Autoevaluación y Valoración Holística de la Resiliencia Climática de Agricultores y Pastores (SHARP)

A new study assessing and analyzing the climate resilience of Swiss and Ugandan farmers using the SHARP+ has just been published in the journal of Rural Studies


The SHARP+ tool was used in a comparative study conducted with the Swiss Federal Institute of Technology in Zürich (ETHZ) to explore resilience and better understand its prerequisites in two different contexts, Uganda and Switzerland.

Data were collected in two different independent projects:
Resilience Assessment of Swiss Farming Systems in the Vaud canton (ETHZ), Integrating Climate Resilience into Agricultural and Pastoral Production in Uganda, through a Farmer/Agro-pastoralist Field School Approach (FAO, GEF).

Researchers found that resilience is highly context-dependent, and farmers construct very different strategies in response to shocks in their production systems.

Ugandan farmers are constantly faced with small disturbances that force them to constantly adapt and thus increase their resilience. To do so, they particularly rely on traditional knowledge, customary mechanisms and community cooperation. However, the study found that there is a lack of redundancy in their system (e.g. access to inputs, water, energy, etc.) to better buffer shocks, as well as a low access to training, education and information on sustainable practices and weather forecast.

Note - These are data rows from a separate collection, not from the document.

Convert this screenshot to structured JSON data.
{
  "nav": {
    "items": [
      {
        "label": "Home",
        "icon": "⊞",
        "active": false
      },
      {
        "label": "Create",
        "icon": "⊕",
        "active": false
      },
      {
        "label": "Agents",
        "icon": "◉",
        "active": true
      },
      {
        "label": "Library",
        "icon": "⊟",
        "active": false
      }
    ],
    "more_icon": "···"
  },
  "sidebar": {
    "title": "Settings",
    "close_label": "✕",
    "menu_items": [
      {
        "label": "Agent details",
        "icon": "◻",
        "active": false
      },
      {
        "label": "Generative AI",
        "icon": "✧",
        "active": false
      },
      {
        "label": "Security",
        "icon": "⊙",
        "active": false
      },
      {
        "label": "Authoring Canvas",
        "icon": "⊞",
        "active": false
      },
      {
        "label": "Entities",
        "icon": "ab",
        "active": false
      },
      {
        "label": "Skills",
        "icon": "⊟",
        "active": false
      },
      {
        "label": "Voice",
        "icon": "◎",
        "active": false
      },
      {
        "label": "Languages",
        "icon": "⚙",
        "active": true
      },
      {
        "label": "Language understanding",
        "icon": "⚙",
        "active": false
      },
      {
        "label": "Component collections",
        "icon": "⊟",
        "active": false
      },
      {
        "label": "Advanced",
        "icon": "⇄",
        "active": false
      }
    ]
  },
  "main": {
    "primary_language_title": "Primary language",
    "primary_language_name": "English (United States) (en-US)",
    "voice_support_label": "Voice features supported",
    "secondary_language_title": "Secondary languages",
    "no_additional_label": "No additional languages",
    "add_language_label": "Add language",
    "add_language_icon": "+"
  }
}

Swiss farmers on the over hand maintain their production system resilient through strong institutional support and a good access to information and new technologies. However, farmers are very dependent on markets and subsidies to maintain their revenue, which can lead to instability during institutional change. In addition, the study showed there is a lack of diversity within their production system and little cooperation within their community, further reducing farmer’s resilience.

Thus, the study suggests that farmers adapt and build various coping strategies depending on the context.